I enjoyed reading C.S. Lewis growing up, especially the Narnia series and the Silent Planet series.
The movies are a bit of a skew off the books, but that's to be expected.
In this most recent movie, based of the book The Voyage of the Dawn Treader, at the end, Caspian is given the choice to see if his father is in Aslan's country, representative of heaven.
Caspian: Is my father in your country?
Aslan: You can only find that out for yourself, my son. But you should know that if you continue, there is no return.
Caspian then approaches the wall of water separating the world and Aslan's country, reaches his hand out to touch the water, then withdraws it. He turns, and even if you're watching the movie in poor lighting, you can see the redness in his eyes.
Edmund: You're not going?
Caspian: I can't imagine that my father would be very proud if I gave up what he died for. I've spent too long wanting what was taken from me and not what was given. I was given a kingdom...people...
He turns to Aslan...
Caspian: I promise to be a better king.
Aslan: You already are.
Oh boy. I can imagine myself having this conversation with Aslan, and as a type of Jesus Christ, I can imagine putting Jesus Christ in this conversation.
I would ask all those 1,000,000 questions I have about what I am, what I'm supposed to do, what I'm allowed to do, etc. Yes - the only way to find out for certain if I'd be happier, more fulfilled, more complete, more obedient, may very well be to pursue transition.

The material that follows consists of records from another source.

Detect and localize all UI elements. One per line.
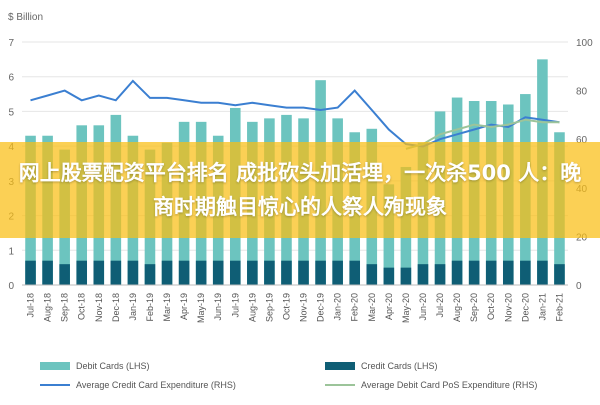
credit-bar [417,264,429,285]
x-tick-label: Mar-19 [162,293,172,322]
credit-bar [383,267,395,285]
x-tick-label: Jul-18 [26,293,36,318]
x-tick-label: Nov-20 [503,293,513,322]
credit-bar [212,260,224,285]
credit-bar [298,260,309,285]
x-tick-label: Nov-18 [94,293,104,322]
x-tick-label: Sep-20 [469,293,479,322]
avg-debit-line [405,118,560,150]
legend-label: Average Debit Card PoS Expenditure (RHS) [361,380,538,390]
left-axis-unit: $ Billion [8,12,43,23]
x-tick-label: Dec-20 [520,293,530,322]
credit-bar [281,260,292,285]
credit-bar [161,260,173,285]
credit-bar [349,260,361,285]
credit-bar [178,260,190,285]
left-tick-label: 7 [8,38,14,49]
right-tick-label: 0 [576,281,582,292]
x-tick-label: Aug-20 [452,293,462,322]
credit-bar [42,260,53,285]
legend-line [40,384,70,386]
x-tick-label: Feb-21 [554,293,564,322]
x-tick-label: Dec-19 [316,293,326,322]
left-tick-label: 6 [8,73,14,84]
legend-label: Debit Cards (LHS) [76,361,150,371]
credit-bar [59,264,70,285]
legend-swatch [325,362,355,370]
credit-bar [110,260,122,285]
headline-text[interactable]: 网上股票配资平台排名 成批砍头加活埋，一次杀500 人：晚商时期触目惊心的人祭人… [18,161,582,219]
x-tick-label: Nov-19 [299,293,309,322]
legend-debit-cards: Debit Cards (LHS) [40,361,150,371]
right-tick-label: 60 [576,135,588,146]
x-tick-label: Aug-18 [43,293,53,322]
credit-bar [315,260,326,285]
right-tick-label: 100 [576,38,593,49]
x-tick-label: Oct-20 [486,293,496,320]
headline-banner[interactable]: 网上股票配资平台排名 成批砍头加活埋，一次杀500 人：晚商时期触目惊心的人祭人… [0,142,600,238]
x-tick-label: Jun-19 [213,293,223,321]
x-tick-label: Aug-19 [247,293,257,322]
x-tick-label: Feb-19 [145,293,155,322]
legend-swatch [40,362,70,370]
x-tick-label: Oct-19 [281,293,291,320]
legend-credit-cards: Credit Cards (LHS) [325,361,438,371]
legend-avg-debit: Average Debit Card PoS Expenditure (RHS) [325,380,537,390]
legend-label: Average Credit Card Expenditure (RHS) [76,380,236,390]
x-tick-label: Sep-19 [264,293,274,322]
x-tick-label: Mar-20 [367,293,377,322]
left-tick-label: 5 [8,107,14,118]
legend-avg-credit: Average Credit Card Expenditure (RHS) [40,380,236,390]
credit-bar [520,260,531,285]
x-tick-label: May-19 [196,293,206,323]
x-tick-label: May-20 [401,293,411,323]
line-series [30,79,560,150]
x-axis: Jul-18 Aug-18 Sep-18 Oct-18 Nov-18 Dec-18 Jan-… [22,284,568,323]
left-tick-label: 0 [8,281,14,292]
legend-label: Credit Cards (LHS) [361,361,438,371]
right-tick-label: 80 [576,87,588,98]
x-tick-label: Oct-18 [77,293,87,320]
credit-bar [264,260,275,285]
x-tick-label: Jan-20 [333,293,343,321]
credit-bar [76,260,88,285]
credit-bar [468,260,480,285]
credit-bar [229,260,241,285]
credit-bar [144,264,156,285]
credit-bar [485,260,497,285]
credit-bar [25,260,36,285]
x-tick-label: Jul-19 [230,293,240,318]
x-tick-label: Feb-20 [350,293,360,322]
credit-bar [434,264,446,285]
x-tick-label: Jun-20 [418,293,428,321]
x-tick-label: Dec-18 [111,293,121,322]
x-tick-label: Sep-18 [60,293,70,322]
credit-bar [332,260,343,285]
credit-bar [93,260,105,285]
credit-bar [451,260,463,285]
credit-bar [502,260,514,285]
credit-bar [127,260,139,285]
credit-bar [554,264,565,285]
left-tick-label: 1 [8,246,14,257]
x-tick-label: Jan-21 [537,293,547,321]
credit-bar [366,264,378,285]
legend-line [325,384,355,386]
x-tick-label: Jan-19 [128,293,138,321]
credit-bar [195,260,207,285]
credit-bar [537,260,548,285]
credit-bar [400,267,412,285]
x-tick-label: Apr-19 [179,293,189,320]
x-tick-label: Apr-20 [384,293,394,320]
avg-credit-line [30,79,560,148]
credit-bar [247,260,258,285]
x-tick-label: Jul-20 [435,293,445,318]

But Caspian's response has me befuddled. As many of us do, I feel like I missed what I was supposed to be - what I could have been, could have enjoyed while growing up to become a woman. I want to chase, to take back what I feel has been taken from me!

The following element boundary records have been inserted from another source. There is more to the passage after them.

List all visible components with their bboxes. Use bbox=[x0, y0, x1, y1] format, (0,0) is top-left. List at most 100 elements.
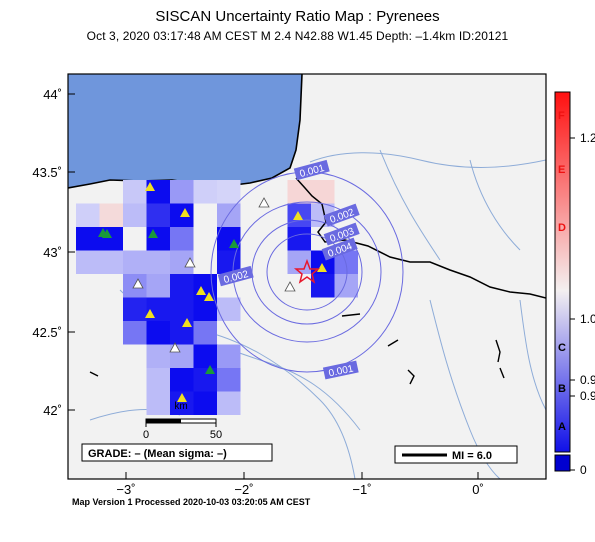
station-triangle-icon bbox=[205, 365, 215, 374]
grid-cell bbox=[146, 250, 170, 274]
grade-letter-F: F bbox=[558, 110, 565, 122]
station-triangle-icon bbox=[102, 229, 112, 238]
lat-label-42.5: 42.5˚ bbox=[32, 325, 62, 340]
station-triangle-icon bbox=[148, 229, 158, 238]
grid-cell bbox=[217, 368, 241, 392]
grid-cell bbox=[170, 250, 194, 274]
mi-box: MI = 6.0 bbox=[394, 445, 518, 464]
grid-cell bbox=[76, 203, 100, 227]
station-triangle-icon bbox=[293, 211, 303, 220]
mi-text: MI = 6.0 bbox=[452, 450, 492, 462]
grid-cell bbox=[146, 203, 170, 227]
grade-text: GRADE: – (Mean sigma: –) bbox=[88, 448, 227, 460]
processing-footer: Map Version 1 Processed 2020-10-03 03:20… bbox=[72, 497, 311, 507]
lat-label-43.5: 43.5˚ bbox=[32, 165, 62, 180]
grid-cell bbox=[170, 274, 194, 298]
colorbar-value-1.2: 1.2 bbox=[580, 131, 595, 145]
grid-cell bbox=[287, 180, 311, 204]
station-triangle-icon bbox=[145, 182, 155, 191]
station-triangle-icon bbox=[177, 393, 187, 402]
station-triangle-icon bbox=[182, 318, 192, 327]
lat-label-43: 43˚ bbox=[43, 245, 62, 260]
grid-cell bbox=[76, 227, 100, 251]
river-lines bbox=[89, 149, 546, 479]
grid-cell bbox=[99, 250, 123, 274]
grid-cell bbox=[193, 180, 217, 204]
grid-cell bbox=[287, 227, 311, 251]
colorbar-value-0.9a: 0.9 bbox=[580, 373, 595, 387]
map-frame bbox=[67, 73, 547, 480]
grade-letter-E: E bbox=[558, 164, 565, 176]
map-title: SISCAN Uncertainty Ratio Map : Pyrenees bbox=[155, 8, 440, 25]
contour-label-text: 0.001 bbox=[328, 363, 355, 379]
colorbar-value-0.9b: 0.9 bbox=[580, 389, 595, 403]
grade-letter-B: B bbox=[558, 383, 566, 395]
grid-cell bbox=[170, 227, 194, 251]
lon-label-0: 0˚ bbox=[472, 482, 484, 497]
grid-cell bbox=[217, 344, 241, 368]
station-triangle-icon bbox=[317, 263, 327, 272]
grid-cell bbox=[146, 180, 170, 204]
grid-cell bbox=[217, 391, 241, 415]
grid-cell bbox=[193, 391, 217, 415]
colorbar-value-1.0: 1.0 bbox=[580, 312, 595, 326]
grid-cell bbox=[99, 203, 123, 227]
grid-cell bbox=[193, 297, 217, 321]
grid-cell bbox=[193, 321, 217, 345]
grade-letter-A: A bbox=[558, 421, 566, 433]
grid-cell bbox=[217, 180, 241, 204]
scale-unit: km bbox=[174, 401, 187, 412]
scale-label-50: 50 bbox=[210, 429, 222, 441]
longitude-axis: −3˚ −2˚ −1˚ 0˚ bbox=[116, 472, 484, 497]
station-triangle-icon bbox=[145, 309, 155, 318]
grid-cell bbox=[311, 274, 335, 298]
grid-cell bbox=[170, 391, 194, 415]
grid-cell bbox=[170, 297, 194, 321]
uncertainty-grid bbox=[76, 180, 358, 415]
colorbar-value-0: 0 bbox=[580, 463, 587, 477]
grid-cell bbox=[123, 297, 147, 321]
station-triangle-icon bbox=[284, 281, 296, 292]
grid-cell bbox=[123, 180, 147, 204]
grid-cell bbox=[123, 321, 147, 345]
station-markers bbox=[98, 182, 327, 402]
station-triangle-icon bbox=[204, 292, 214, 301]
grade-box: GRADE: – (Mean sigma: –) bbox=[81, 443, 273, 462]
grid-cell bbox=[334, 274, 358, 298]
colorbar: F E D C B A 1.2 1.0 0.9 0.9 0 bbox=[554, 91, 595, 477]
station-triangle-icon bbox=[258, 197, 270, 208]
contour-label: 0.001 bbox=[322, 360, 359, 379]
grid-cell bbox=[193, 344, 217, 368]
grade-letter-D: D bbox=[558, 222, 566, 234]
scale-label-0: 0 bbox=[143, 429, 149, 441]
grid-cell bbox=[146, 368, 170, 392]
grid-cell bbox=[170, 368, 194, 392]
latitude-axis: 44˚ 43.5˚ 43˚ 42.5˚ 42˚ bbox=[32, 87, 75, 418]
scale-bar: 0 50 km bbox=[143, 401, 222, 441]
grid-cell bbox=[217, 297, 241, 321]
station-triangle-icon bbox=[229, 239, 239, 248]
station-triangle-icon bbox=[169, 342, 181, 353]
lat-label-42: 42˚ bbox=[43, 403, 62, 418]
epicenter-star-icon bbox=[293, 258, 321, 284]
station-triangle-icon bbox=[132, 278, 144, 289]
grid-cell bbox=[217, 203, 241, 227]
lon-label-minus2: −2˚ bbox=[234, 482, 253, 497]
event-subtitle: Oct 3, 2020 03:17:48 AM CEST M 2.4 N42.8… bbox=[86, 29, 509, 43]
reservoirs bbox=[89, 313, 505, 385]
station-triangle-icon bbox=[196, 286, 206, 295]
grid-cell bbox=[146, 344, 170, 368]
grid-cell bbox=[311, 180, 335, 204]
grid-cell bbox=[146, 274, 170, 298]
grid-cell bbox=[146, 391, 170, 415]
grid-cell bbox=[146, 227, 170, 251]
grade-letter-C: C bbox=[558, 342, 566, 354]
grid-cell bbox=[76, 250, 100, 274]
grid-cell bbox=[123, 203, 147, 227]
station-triangle-icon bbox=[184, 257, 196, 268]
grid-cell bbox=[170, 180, 194, 204]
lon-label-minus1: −1˚ bbox=[352, 482, 371, 497]
sea-area bbox=[68, 74, 302, 188]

But was it taken from me for a purpose? As Job lost everything but his life and a whiny wife - all for God's purpose - what if what can be accomplished with my suffering is what Jesus Christ needs accomplished in His Church?
If I spend all this time wanting and seeking what was taken from me, I will miss what I've been given. A beautiful wife, beautiful children, a church family that loves God, that loves each other honestly and deeply, an opportunity to influence the lives of others, to influence the city our church is in.
As much as it hurts to stay as I am, can I really be so selfish as to give up what I've been given to chase a dream - a dream that I do not know whether or not it will bring me happiness - enough happiness to overcome the pain of the loss of what I've been given?